Mario Theissen, BMW Motorsport Director:
“We are now embarking on a new phase in the ongoing development of the BMW P84 engine. At the beginning of the season we had achieved our first target, namely to develop an engine that would survive a virtual doubling of its lifespan, as stipulated by the regulations, without any significant weight increase or sacrifice in performance compared to the P83. The second target was to provide maximum engine speed and with it peak power all the way up to seventh gear for the entire race distance. We have now also implemented that. Our drivers should thus be ideally equipped for the race. The third target is to ensure it remains that way by continuing our development work through the season to enhance performance even further.

“In Monaco, you can't win anything through sheer power alone, of course. But good engine driveability pays off in the tight turns. The Rascasse hairpin at the harbour is the only corner in the whole Formula One season where engine speed drops down to around 5000 rpm, even in first gear.”

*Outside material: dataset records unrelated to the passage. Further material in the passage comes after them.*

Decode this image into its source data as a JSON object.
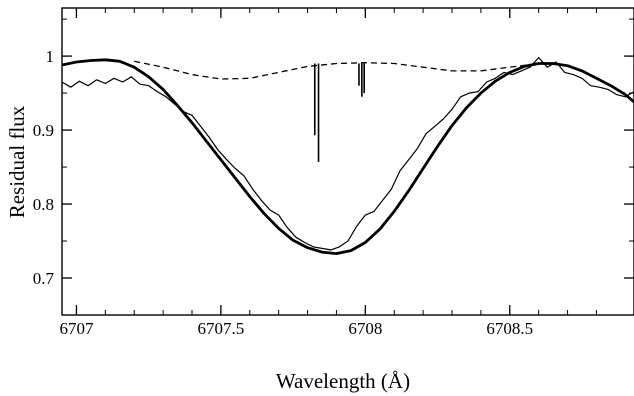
{
  "chart_data": {
    "type": "line",
    "title": "",
    "xlabel": "Wavelength (Å)",
    "ylabel": "Residual flux",
    "xlim": [
      6706.95,
      6708.93
    ],
    "ylim": [
      0.65,
      1.065
    ],
    "grid": false,
    "legend": "none",
    "x_ticks": [
      6707,
      6707.5,
      6708,
      6708.5
    ],
    "x_tick_labels": [
      "6707",
      "6707.5",
      "6708",
      "6708.5"
    ],
    "y_ticks": [
      0.7,
      0.8,
      0.9,
      1.0
    ],
    "y_tick_labels": [
      "0.7",
      "0.8",
      "0.9",
      "1"
    ],
    "series": [
      {
        "style": "thin-solid",
        "color": "#000000",
        "x": [
          6706.95,
          6706.98,
          6707.01,
          6707.04,
          6707.07,
          6707.1,
          6707.13,
          6707.16,
          6707.19,
          6707.22,
          6707.25,
          6707.28,
          6707.31,
          6707.34,
          6707.37,
          6707.4,
          6707.43,
          6707.46,
          6707.49,
          6707.52,
          6707.55,
          6707.58,
          6707.61,
          6707.64,
          6707.67,
          6707.7,
          6707.73,
          6707.76,
          6707.79,
          6707.82,
          6707.85,
          6707.88,
          6707.91,
          6707.94,
          6707.97,
          6708.0,
          6708.03,
          6708.06,
          6708.09,
          6708.12,
          6708.15,
          6708.18,
          6708.21,
          6708.24,
          6708.27,
          6708.3,
          6708.33,
          6708.36,
          6708.39,
          6708.42,
          6708.45,
          6708.48,
          6708.51,
          6708.54,
          6708.57,
          6708.6,
          6708.63,
          6708.66,
          6708.69,
          6708.72,
          6708.75,
          6708.78,
          6708.81,
          6708.84,
          6708.87,
          6708.9,
          6708.93
        ],
        "y": [
          0.965,
          0.958,
          0.966,
          0.96,
          0.968,
          0.963,
          0.97,
          0.965,
          0.972,
          0.962,
          0.96,
          0.952,
          0.945,
          0.935,
          0.925,
          0.92,
          0.905,
          0.89,
          0.873,
          0.86,
          0.848,
          0.838,
          0.82,
          0.805,
          0.792,
          0.785,
          0.768,
          0.755,
          0.748,
          0.742,
          0.74,
          0.738,
          0.742,
          0.75,
          0.77,
          0.785,
          0.79,
          0.805,
          0.82,
          0.845,
          0.86,
          0.875,
          0.895,
          0.905,
          0.915,
          0.928,
          0.945,
          0.95,
          0.952,
          0.965,
          0.97,
          0.978,
          0.975,
          0.98,
          0.985,
          0.998,
          0.985,
          0.992,
          0.978,
          0.975,
          0.97,
          0.96,
          0.958,
          0.955,
          0.948,
          0.945,
          0.952
        ]
      },
      {
        "style": "thick-solid",
        "color": "#000000",
        "x": [
          6706.95,
          6707.0,
          6707.05,
          6707.1,
          6707.15,
          6707.2,
          6707.25,
          6707.3,
          6707.35,
          6707.4,
          6707.45,
          6707.5,
          6707.55,
          6707.6,
          6707.65,
          6707.7,
          6707.75,
          6707.8,
          6707.85,
          6707.9,
          6707.95,
          6708.0,
          6708.05,
          6708.1,
          6708.15,
          6708.2,
          6708.25,
          6708.3,
          6708.35,
          6708.4,
          6708.45,
          6708.5,
          6708.55,
          6708.6,
          6708.65,
          6708.7,
          6708.75,
          6708.8,
          6708.85,
          6708.9,
          6708.93
        ],
        "y": [
          0.988,
          0.992,
          0.994,
          0.995,
          0.993,
          0.985,
          0.972,
          0.955,
          0.933,
          0.91,
          0.885,
          0.86,
          0.835,
          0.81,
          0.787,
          0.767,
          0.751,
          0.741,
          0.735,
          0.733,
          0.737,
          0.748,
          0.766,
          0.79,
          0.818,
          0.848,
          0.878,
          0.906,
          0.93,
          0.95,
          0.966,
          0.978,
          0.986,
          0.99,
          0.99,
          0.987,
          0.98,
          0.97,
          0.96,
          0.948,
          0.938
        ]
      },
      {
        "style": "dashed",
        "color": "#000000",
        "x": [
          6707.2,
          6707.3,
          6707.4,
          6707.5,
          6707.6,
          6707.7,
          6707.8,
          6707.9,
          6708.0,
          6708.1,
          6708.2,
          6708.3,
          6708.4,
          6708.5,
          6708.6
        ],
        "y": [
          0.993,
          0.985,
          0.975,
          0.969,
          0.97,
          0.978,
          0.986,
          0.99,
          0.991,
          0.99,
          0.985,
          0.98,
          0.98,
          0.985,
          0.99
        ]
      }
    ],
    "line_markers": [
      {
        "x": 6707.825,
        "y_top": 0.99,
        "y_bottom": 0.893
      },
      {
        "x": 6707.838,
        "y_top": 0.99,
        "y_bottom": 0.857
      },
      {
        "x": 6707.978,
        "y_top": 0.99,
        "y_bottom": 0.96
      },
      {
        "x": 6707.988,
        "y_top": 0.99,
        "y_bottom": 0.945
      },
      {
        "x": 6707.996,
        "y_top": 0.99,
        "y_bottom": 0.95
      }
    ]
  }
}
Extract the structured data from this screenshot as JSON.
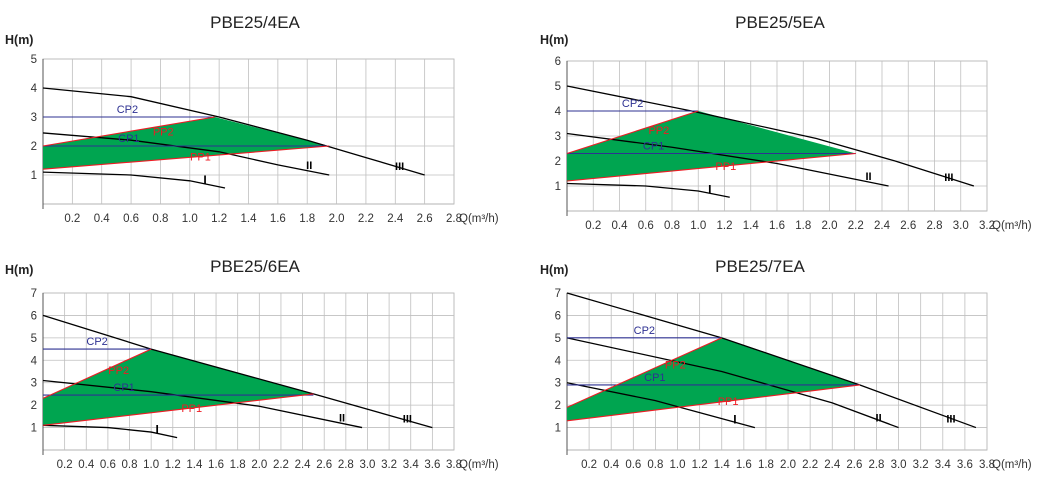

Dr Mark Gillan, Head of Vehicle Performance, Jaguar:
“We have been preparing the R5 both at the factory in Milton Keynes and at Stuttgart in Germany, focusing on the R5's continuous performance development programme. As such we will be bringing a number of performance upgrades to Monaco including new aerodynamic, chassis and powertrain upgrades. The R5 is in good shape for the street-circuit and we will be looking to capitalise on the fact that Mark knows this circuit and enjoys driving it too.”